Balanced Three Phase Load System

[JosefMTD]

Homework Statement

f = 60 Hz
pf = 0.8 (lagging)

Homework Equations

Z(L) = 2 (pi) * f * L
Given z = x + iy
tan(angle) = y/x
pf = cos(angle)

The Attempt at a Solution

I changed the Wye-connected resistors to an equivalent Delta-connected resistors:

The new resistors become 3R in the equivalent Delta-connected resistors

Next step is calculating Z(L)
Z(L) = j*2 (pi) * 60 Hz * 2 H = 754j ohm

1/Zphase = 1/Z(L) + 1/Z(R)
1/Zphase = 1/754j ohm + 1/3R ohm = -j/754 ohm + 1/3R ohm
1/Zphase = (754 ohm - 3Rj)/754 ohm*3R ohm

Since V is not given value in this problem, I choose to use an arbitrary value of x with angle of 0 degree, thus making it a constant.

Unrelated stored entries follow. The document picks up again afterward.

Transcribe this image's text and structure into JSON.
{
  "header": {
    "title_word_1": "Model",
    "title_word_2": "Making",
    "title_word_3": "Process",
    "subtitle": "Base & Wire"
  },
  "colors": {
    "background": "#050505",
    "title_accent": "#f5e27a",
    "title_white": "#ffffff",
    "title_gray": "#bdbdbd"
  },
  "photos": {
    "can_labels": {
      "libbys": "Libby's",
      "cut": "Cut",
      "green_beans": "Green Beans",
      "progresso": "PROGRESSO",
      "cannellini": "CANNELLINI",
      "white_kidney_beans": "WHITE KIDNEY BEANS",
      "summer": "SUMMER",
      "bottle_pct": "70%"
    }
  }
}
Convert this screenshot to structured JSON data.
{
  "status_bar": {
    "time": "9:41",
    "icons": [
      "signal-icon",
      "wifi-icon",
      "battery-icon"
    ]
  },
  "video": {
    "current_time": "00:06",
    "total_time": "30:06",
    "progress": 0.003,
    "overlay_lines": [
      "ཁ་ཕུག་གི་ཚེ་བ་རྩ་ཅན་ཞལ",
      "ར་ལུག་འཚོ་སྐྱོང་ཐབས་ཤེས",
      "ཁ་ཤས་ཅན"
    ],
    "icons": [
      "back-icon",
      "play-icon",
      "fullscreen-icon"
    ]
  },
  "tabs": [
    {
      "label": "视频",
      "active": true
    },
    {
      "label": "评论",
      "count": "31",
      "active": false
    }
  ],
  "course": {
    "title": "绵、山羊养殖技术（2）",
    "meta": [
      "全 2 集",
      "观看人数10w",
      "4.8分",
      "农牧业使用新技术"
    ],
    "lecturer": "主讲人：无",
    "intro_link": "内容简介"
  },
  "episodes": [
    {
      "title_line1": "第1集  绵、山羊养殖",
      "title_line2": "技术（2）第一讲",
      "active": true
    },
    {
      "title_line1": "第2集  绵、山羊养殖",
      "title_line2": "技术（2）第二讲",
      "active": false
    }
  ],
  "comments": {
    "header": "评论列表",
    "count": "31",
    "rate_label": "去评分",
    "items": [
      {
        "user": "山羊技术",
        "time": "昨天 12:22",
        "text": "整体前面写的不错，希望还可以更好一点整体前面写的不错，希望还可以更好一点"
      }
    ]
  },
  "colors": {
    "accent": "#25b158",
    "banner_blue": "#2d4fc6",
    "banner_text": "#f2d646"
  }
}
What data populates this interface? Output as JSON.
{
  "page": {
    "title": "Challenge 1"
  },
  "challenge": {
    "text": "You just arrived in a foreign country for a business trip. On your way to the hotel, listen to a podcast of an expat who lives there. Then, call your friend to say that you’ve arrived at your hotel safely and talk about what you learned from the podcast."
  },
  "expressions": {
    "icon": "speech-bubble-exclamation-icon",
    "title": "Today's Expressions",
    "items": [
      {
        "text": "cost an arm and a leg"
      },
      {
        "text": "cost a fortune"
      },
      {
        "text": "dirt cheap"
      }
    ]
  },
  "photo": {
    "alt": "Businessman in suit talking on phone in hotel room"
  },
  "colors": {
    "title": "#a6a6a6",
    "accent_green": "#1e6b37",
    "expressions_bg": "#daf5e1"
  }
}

Iphase = Vphase/Zphase = x*(754 ohm -3Rj)/754 ohm*3R ohm

It's known that power factor is 0.8

cos(angle) = 0.8
angle = arc cos(0.8) = +/- 37

Since known that the current is lagging, the angle is lower than 0 degree, thus making the appropriate angle is -37 degree.

Since I know the angle of phase I, I put it in the formula to find the angle of a complex number:
tan(angle) = Im(complex variable)/Re(complex variable)
tan(-37 degree) = [(x/754 ohm*3R)(-3Rj)]/[(x/754 ohm*3R)(754)] = -3R / 754
- 0.75 = -3R / 754
R = 754/4 Ohm = 188.5 ohm

Am I doing it right?
Thank you in advance for helping me to solve this!

 

[JosefMTD]

Sorry for not using the latex:

Calculating total impedance in a phase
{\frac{1}{Z_p}} = {\frac{1}{Z_L}} + {\frac{1}{Z_R}}
{\frac{1}{Z_p}} = {\frac{1}{754 j\Omega}} + {\frac{1}{3R}}
{\frac{1}{Z_p}} = {\frac{-j}{754 \Omega}} + {\frac{1}{3R}}
{\frac{1}{Z_p}} = {\frac{754\Omega - 3Rj}{754 j\Omega * 3R}}

Making the i = V/Z
I = V*{\frac{754\Omega - 3R}{754 j\Omega * 3R}}
I = {\frac{V}{754 j\Omega * 3R}}*(754\Omega - 3Rj)

Finding the angle of I:
\tan{\theta} = ({\frac{V}{754 j\Omega * 3R}}*-3R)/({\frac{V}{754 j\Omega * 3R}}*754\Omega)
\tan{\theta} = {\frac{-3R}{754 \Omega}}